Con voto unánime, los tres magistrados resolvieron otorgar la protección a los quejosos al considerar que el recorte abrupto a sus haberes de retiro ponía en riesgo su integridad física y psicológica, salud, vida digna, mínimo vital y supervivencia.
La reforma al artículo 127 constitucional impide que cualquier ciudadano perciba ingresos mayores a los del titular del Poder Ejecutivo Federal. Dicha modificación, aprobada por unanimidad en Senado y Cámara de Diputados, obligó a la CFE a reducir sustancialmente las pensiones de sus extrabajadores.
De acuerdo con el proyecto aprobado, ese ingreso resultaba indispensable para que los jubilados cubrieran alimentación, tratamientos médicos, vivienda y dependientes económicos. El tribunal sostuvo que la suspensión es una medida indispensable para proteger a los adultos mayores ante el impacto emocional y psicológico derivado de la afectación repentina a su patrimonio y derechos de seguridad social.
En su análisis, los magistrados revisaron la demanda presentada contra la Dirección General de la CFE y otras autoridades federales por la aplicación del decreto que reformó el artículo 127 en materia de límites salariales y pensiones para servidores públicos.
Los extrabajadores argumentaron que la reforma no debía aplicarse en su caso porque no desempeñaban cargos de confianza y sus haberes de retiro están protegidos por disposiciones transitorias de la propia reforma constitucional.
La resolución señala que, tratándose de personas adultas mayores, una afectación abrupta a los ingresos pensionarios puede generar consecuencias graves de carácter físico y psicológico. Para muchos jubilados, la pensión constituye su principal medio de subsistencia para medicamentos, consultas, tratamientos y manutención de familiares.

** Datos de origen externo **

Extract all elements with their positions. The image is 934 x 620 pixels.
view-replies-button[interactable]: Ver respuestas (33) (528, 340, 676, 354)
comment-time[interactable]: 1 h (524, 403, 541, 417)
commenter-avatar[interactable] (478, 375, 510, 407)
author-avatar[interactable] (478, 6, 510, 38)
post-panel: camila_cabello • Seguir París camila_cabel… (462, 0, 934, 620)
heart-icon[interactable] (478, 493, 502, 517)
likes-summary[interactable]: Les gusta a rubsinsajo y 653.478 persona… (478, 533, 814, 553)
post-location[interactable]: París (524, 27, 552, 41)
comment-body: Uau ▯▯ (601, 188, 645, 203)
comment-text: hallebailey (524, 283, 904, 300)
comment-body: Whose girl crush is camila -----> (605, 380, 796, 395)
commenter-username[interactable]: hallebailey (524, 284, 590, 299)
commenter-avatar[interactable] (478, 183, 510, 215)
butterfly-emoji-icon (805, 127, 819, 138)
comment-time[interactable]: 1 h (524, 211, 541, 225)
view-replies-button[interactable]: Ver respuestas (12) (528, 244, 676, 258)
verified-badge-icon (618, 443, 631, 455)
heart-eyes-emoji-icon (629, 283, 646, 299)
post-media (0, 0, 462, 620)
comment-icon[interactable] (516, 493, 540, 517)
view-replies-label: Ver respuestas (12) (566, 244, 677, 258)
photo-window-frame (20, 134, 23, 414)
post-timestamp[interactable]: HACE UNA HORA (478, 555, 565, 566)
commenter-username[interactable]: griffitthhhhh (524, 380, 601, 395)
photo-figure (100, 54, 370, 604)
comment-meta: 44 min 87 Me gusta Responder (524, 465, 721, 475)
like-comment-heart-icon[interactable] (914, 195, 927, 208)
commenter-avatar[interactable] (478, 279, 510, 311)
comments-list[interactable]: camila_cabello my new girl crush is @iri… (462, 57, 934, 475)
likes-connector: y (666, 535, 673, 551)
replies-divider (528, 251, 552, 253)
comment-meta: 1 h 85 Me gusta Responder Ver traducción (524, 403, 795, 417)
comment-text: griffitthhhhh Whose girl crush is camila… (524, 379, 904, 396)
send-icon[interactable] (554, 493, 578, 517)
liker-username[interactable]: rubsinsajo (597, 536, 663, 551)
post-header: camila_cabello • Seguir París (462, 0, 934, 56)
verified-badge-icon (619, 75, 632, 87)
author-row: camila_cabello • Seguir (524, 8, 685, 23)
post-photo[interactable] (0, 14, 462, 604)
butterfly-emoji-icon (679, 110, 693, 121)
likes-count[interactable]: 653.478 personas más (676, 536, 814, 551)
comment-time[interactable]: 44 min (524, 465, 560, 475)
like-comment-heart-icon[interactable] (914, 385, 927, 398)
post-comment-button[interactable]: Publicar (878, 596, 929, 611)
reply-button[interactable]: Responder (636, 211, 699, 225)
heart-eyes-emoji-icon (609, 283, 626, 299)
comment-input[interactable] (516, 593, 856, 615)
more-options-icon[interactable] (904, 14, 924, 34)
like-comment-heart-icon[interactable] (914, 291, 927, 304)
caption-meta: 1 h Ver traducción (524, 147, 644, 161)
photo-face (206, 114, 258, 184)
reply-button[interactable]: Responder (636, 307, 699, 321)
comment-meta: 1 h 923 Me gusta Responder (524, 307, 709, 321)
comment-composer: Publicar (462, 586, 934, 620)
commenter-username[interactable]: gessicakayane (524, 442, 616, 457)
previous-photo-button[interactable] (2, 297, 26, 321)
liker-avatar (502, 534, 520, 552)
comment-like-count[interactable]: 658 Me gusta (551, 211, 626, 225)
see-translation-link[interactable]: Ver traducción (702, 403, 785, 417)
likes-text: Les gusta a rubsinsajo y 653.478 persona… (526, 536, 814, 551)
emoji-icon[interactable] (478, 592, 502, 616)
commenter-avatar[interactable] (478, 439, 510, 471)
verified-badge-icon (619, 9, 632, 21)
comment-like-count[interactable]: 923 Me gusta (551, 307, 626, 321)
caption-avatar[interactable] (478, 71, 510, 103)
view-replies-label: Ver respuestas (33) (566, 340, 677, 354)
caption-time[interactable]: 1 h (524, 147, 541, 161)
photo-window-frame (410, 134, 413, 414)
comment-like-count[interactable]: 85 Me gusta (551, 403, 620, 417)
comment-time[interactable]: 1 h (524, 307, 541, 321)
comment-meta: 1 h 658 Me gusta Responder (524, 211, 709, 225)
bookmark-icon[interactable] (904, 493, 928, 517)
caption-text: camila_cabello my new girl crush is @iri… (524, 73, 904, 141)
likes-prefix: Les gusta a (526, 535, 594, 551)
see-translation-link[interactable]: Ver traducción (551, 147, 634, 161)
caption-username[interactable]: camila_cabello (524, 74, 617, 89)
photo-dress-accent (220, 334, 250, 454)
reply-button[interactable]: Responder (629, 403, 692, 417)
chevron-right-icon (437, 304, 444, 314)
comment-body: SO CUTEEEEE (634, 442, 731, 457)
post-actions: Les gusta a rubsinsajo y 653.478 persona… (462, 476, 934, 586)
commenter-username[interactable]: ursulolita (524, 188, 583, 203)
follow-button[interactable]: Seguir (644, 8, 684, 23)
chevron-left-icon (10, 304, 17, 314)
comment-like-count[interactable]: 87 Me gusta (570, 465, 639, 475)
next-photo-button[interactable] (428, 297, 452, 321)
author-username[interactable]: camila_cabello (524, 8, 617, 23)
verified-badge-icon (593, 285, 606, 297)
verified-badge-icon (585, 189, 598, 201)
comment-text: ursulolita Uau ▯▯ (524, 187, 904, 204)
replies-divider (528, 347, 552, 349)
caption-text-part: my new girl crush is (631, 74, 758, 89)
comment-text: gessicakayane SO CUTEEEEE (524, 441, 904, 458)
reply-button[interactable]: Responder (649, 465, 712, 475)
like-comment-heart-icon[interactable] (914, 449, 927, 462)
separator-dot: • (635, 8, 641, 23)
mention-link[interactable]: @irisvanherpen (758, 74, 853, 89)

Los magistrados advirtieron que una disminución inmediata podría provocar suspensión de tratamientos médicos, cancelación de seguros, agravamiento de enfermedades crónicas, endeudamiento o incluso pérdida de vivienda. Subrayaron que esos daños no podrían repararse completamente aun si los jubilados obtuvieran una sentencia favorable en el futuro.
Los promoventes del amparo sostuvieron además que la aplicación de la reforma vulnera derechos constitucionales de seguridad jurídica, propiedad, seguridad social y protección reforzada para personas jubiladas, adultas mayores y con problemas de salud.